For the next-generation polarizable force field, atom-bond electronegativity equalization fluctuating charge force field (ABEEM/MM), and quantum chemistry method, an accurate Mn2+-H2O potential function was constructed, and its parameters were determined via fitting to quantum chemistry results. Then the potential function was employed to calculate the structure and binding energies of the hydrated manganous ionic clusters Mn2+(H2O) n ( n =1-12). The results were in good agreement with those from quantum chemistry. Furthermore, the structural properties of the Mn2+ aqueous solution were simulated using ABEEM/MM molecular dynamics. This includes the radial distribution function (RDF), angular distribution function (ADF), water structure, and charge distribution. The first and second peaks of Mn2+-O RDF are located at 0.218 nm and 0.435 nm.

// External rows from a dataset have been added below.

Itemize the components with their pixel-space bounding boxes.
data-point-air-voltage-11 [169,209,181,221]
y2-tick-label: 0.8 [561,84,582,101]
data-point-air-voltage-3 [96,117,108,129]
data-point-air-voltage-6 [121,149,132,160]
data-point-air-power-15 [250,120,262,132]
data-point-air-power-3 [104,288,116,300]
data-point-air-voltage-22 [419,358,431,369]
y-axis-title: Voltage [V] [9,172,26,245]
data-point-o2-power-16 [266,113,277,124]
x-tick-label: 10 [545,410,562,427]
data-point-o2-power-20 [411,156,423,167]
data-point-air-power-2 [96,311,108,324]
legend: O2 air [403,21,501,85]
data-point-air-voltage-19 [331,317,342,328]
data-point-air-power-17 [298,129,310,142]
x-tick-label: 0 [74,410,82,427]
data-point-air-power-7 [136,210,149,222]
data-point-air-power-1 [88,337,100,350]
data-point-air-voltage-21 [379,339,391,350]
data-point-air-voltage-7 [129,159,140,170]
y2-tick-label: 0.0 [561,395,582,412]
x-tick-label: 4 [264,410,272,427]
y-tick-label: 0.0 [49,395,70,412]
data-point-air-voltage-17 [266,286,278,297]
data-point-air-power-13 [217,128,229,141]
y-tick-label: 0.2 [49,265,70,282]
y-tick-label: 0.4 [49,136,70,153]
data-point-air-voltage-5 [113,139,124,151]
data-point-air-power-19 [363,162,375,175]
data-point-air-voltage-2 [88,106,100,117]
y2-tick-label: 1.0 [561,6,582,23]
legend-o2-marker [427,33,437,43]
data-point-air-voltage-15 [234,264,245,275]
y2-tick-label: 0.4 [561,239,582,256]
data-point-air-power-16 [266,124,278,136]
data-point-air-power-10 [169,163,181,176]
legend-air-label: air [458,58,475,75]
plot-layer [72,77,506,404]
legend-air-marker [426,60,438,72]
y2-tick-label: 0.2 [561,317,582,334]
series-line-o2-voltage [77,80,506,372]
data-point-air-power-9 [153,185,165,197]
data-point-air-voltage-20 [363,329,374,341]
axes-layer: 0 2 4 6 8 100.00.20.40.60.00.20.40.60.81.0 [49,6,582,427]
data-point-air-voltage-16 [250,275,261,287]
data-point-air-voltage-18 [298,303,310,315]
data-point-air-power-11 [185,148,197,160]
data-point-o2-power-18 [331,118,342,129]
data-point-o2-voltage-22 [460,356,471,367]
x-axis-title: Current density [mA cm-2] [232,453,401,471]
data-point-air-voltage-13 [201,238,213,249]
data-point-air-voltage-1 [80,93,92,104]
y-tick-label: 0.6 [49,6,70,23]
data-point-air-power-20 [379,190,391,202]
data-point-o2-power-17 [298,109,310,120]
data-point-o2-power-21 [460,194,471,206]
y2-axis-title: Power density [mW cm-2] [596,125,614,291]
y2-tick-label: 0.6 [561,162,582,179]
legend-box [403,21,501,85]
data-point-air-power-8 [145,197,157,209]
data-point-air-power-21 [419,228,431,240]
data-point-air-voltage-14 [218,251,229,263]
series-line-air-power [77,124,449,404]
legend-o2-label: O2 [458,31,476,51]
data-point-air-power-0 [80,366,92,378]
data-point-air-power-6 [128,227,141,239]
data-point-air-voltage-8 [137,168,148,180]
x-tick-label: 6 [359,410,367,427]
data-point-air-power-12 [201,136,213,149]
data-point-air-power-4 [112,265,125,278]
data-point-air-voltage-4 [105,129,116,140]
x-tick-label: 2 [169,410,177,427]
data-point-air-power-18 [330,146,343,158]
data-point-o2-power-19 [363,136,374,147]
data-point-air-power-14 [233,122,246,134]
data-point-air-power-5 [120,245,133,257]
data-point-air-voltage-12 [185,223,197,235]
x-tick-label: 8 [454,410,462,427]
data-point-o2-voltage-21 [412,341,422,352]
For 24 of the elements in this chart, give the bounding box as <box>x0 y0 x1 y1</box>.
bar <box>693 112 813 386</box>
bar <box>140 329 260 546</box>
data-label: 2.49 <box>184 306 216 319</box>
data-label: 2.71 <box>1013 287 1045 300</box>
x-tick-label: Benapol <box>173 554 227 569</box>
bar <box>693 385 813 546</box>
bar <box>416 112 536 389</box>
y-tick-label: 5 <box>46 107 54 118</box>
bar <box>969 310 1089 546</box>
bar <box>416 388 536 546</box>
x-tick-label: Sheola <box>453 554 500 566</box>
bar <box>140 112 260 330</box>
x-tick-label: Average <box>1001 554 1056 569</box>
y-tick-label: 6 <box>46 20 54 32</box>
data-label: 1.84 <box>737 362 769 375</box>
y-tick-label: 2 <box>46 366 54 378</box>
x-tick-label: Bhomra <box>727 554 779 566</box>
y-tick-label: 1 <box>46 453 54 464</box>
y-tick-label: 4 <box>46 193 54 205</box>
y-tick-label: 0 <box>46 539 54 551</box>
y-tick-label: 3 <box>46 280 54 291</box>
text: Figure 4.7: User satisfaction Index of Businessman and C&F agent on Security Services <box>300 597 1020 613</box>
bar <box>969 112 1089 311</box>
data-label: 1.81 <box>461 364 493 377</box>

The coordination numbers for the first and second hydration shells, which were integrated from the RDF, are 7.03 and 17.74. The first and second peaks of the O-Mn2+-O ADF are located at 80° and 140°. These results are consistent with those from experimental measurements and other theoretical simulations. The water molecules in the first hydration shell were polarized by the Mn2+ ions, and their bond lengths were stretched, but their bond angles were reduced. Mn2+ does not measurably affect the structures of the water molecules outside the first hydration shell. Our analysis of the charge distributions showed that, compared with ABEEM-7P liquid water, the charges of the H atom and lone pairs vary more in the Mn2+ aqueous solution. Moreover, there was evident charge transfer between the Mn2+ ions and their adjacent water molecules.